Mlliyet Milliyet Blog Milliyet Blog
 
Facebook Connect
Blog Kategorileri
 

22 Nisan '11

 
Kategori
Kent Yaşamı
 

Korunaklı evimde sıcacık çorbamı içerken hüznümü dağıttım o gece

Geçtiğimiz hafta tanıkların basın aracılığıyla aktardığına göre Peker Açıkalın trafik polisinin tartaklaması sonucu kalp krizi geçiriyor. Kalbi duran ve kriz geçirdiğini anlayan ambulans diye bağıran Peker Açıkalın, ne yazık ki polisin çekici nedeniyle araç girişini engellediği caddeye giriş yapamadığı için yarım saat kadar bekletiliyor. Bu olay beni yağmurlu bir İstanbul akşamında yaşadığım bugüne kadar yakınlarımla dahi paylaşmadığım beni oldukça sarsan bir olaya götürdü…Peker Açıkalın’ın en kısa sürede sağlığına kavuşmasını diliyor…Kimseye anlatmadığım bu olayı ilk kez burada paylaşıyorum. 

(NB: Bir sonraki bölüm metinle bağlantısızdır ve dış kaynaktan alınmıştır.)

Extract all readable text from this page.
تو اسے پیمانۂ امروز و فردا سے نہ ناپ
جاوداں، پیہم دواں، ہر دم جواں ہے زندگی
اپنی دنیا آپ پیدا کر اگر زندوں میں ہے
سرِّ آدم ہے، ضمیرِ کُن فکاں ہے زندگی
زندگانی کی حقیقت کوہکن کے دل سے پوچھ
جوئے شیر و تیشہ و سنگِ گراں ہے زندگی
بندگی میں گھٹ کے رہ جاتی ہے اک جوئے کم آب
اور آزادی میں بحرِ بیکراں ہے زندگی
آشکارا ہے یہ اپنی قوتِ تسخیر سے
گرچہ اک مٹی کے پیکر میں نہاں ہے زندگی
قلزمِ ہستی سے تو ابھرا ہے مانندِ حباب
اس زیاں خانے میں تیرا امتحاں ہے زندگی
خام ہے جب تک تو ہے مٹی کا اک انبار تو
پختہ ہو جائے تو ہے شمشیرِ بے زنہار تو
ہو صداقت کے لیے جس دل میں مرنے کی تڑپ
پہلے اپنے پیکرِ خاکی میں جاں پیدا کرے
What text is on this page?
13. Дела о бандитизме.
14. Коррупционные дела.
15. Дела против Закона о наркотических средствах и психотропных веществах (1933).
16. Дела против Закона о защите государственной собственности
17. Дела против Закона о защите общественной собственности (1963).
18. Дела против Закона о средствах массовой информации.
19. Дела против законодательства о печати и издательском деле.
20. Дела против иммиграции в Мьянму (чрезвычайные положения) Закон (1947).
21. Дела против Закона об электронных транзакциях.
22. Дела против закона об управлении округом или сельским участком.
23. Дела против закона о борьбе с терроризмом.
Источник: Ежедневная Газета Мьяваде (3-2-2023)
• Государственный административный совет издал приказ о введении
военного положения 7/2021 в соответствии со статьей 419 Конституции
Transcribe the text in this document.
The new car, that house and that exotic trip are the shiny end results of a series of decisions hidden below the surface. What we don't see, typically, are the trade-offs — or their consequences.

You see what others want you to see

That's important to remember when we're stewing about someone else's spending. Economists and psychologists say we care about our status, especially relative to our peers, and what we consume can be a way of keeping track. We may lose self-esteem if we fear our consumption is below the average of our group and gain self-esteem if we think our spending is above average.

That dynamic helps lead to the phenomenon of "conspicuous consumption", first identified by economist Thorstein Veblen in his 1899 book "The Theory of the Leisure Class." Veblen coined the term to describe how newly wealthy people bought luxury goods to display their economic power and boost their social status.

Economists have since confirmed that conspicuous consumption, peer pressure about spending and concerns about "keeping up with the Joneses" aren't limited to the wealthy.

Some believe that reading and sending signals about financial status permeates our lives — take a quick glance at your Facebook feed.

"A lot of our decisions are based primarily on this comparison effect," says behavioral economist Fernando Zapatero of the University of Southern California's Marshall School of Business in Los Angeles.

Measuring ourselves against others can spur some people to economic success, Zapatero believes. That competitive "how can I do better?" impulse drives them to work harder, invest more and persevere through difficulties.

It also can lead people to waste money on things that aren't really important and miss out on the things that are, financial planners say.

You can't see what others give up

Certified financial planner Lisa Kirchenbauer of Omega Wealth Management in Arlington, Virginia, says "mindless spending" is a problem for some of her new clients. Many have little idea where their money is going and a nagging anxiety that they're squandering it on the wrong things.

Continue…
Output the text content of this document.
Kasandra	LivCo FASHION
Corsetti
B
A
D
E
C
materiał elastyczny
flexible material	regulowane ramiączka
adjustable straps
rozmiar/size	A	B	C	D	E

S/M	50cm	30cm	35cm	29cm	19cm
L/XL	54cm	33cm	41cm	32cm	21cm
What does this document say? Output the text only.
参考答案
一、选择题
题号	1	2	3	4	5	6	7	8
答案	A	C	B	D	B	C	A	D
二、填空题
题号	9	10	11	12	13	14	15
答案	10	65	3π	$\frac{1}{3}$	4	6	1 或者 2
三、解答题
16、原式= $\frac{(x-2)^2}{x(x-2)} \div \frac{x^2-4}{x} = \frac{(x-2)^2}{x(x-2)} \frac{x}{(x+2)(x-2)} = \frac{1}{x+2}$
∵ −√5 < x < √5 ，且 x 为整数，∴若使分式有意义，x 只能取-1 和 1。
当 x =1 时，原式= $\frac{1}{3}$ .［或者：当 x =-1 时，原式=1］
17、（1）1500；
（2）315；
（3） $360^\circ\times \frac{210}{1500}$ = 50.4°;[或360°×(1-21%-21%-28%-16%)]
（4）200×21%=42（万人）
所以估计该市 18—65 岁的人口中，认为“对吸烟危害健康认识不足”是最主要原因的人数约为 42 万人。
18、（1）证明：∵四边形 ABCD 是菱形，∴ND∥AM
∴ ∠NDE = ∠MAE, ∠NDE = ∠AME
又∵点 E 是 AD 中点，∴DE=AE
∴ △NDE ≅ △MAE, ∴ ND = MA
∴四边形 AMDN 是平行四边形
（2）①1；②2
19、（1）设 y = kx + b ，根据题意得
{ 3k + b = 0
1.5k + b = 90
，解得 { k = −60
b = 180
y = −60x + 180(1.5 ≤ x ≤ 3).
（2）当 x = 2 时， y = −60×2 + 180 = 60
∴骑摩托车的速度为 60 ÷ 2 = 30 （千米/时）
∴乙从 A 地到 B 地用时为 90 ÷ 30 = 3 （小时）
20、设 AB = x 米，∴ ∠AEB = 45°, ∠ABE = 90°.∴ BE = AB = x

Geçtiğimiz yıl soğuk ve yağışlı bir kış akşamıydı. Akşam 5 civarında başlayan yağmur 6’ya doğru daha da artmıştı. İşyerimle evim yürüme mesafesindeydi. Arada sadece bir cadde vardı. Ofisimden çıktım evime gidiyorum. Köprünün altında ışıklarda karşıya geçmeyi bekliyorum. Beklediğim yerde çukurda oluşan sulardan kendimi korumaya çalışıyordum. Şiddetini artıran yağmurla birlikte ışıkta bekleyen sayısı da giderek artıyordu. Görev yapan trafik polisi yayalara yol hakkı veren yeşil ışık üst üste 5-6 kez yanmasına rağmen araçlara geçiş hakkı veriyordu. Köprünün altında bekleyenler hep birlikte araçların sıçrattığı sular, şiddetli yağan yağmurdan kendimizi korumaya çalışıyorduk. 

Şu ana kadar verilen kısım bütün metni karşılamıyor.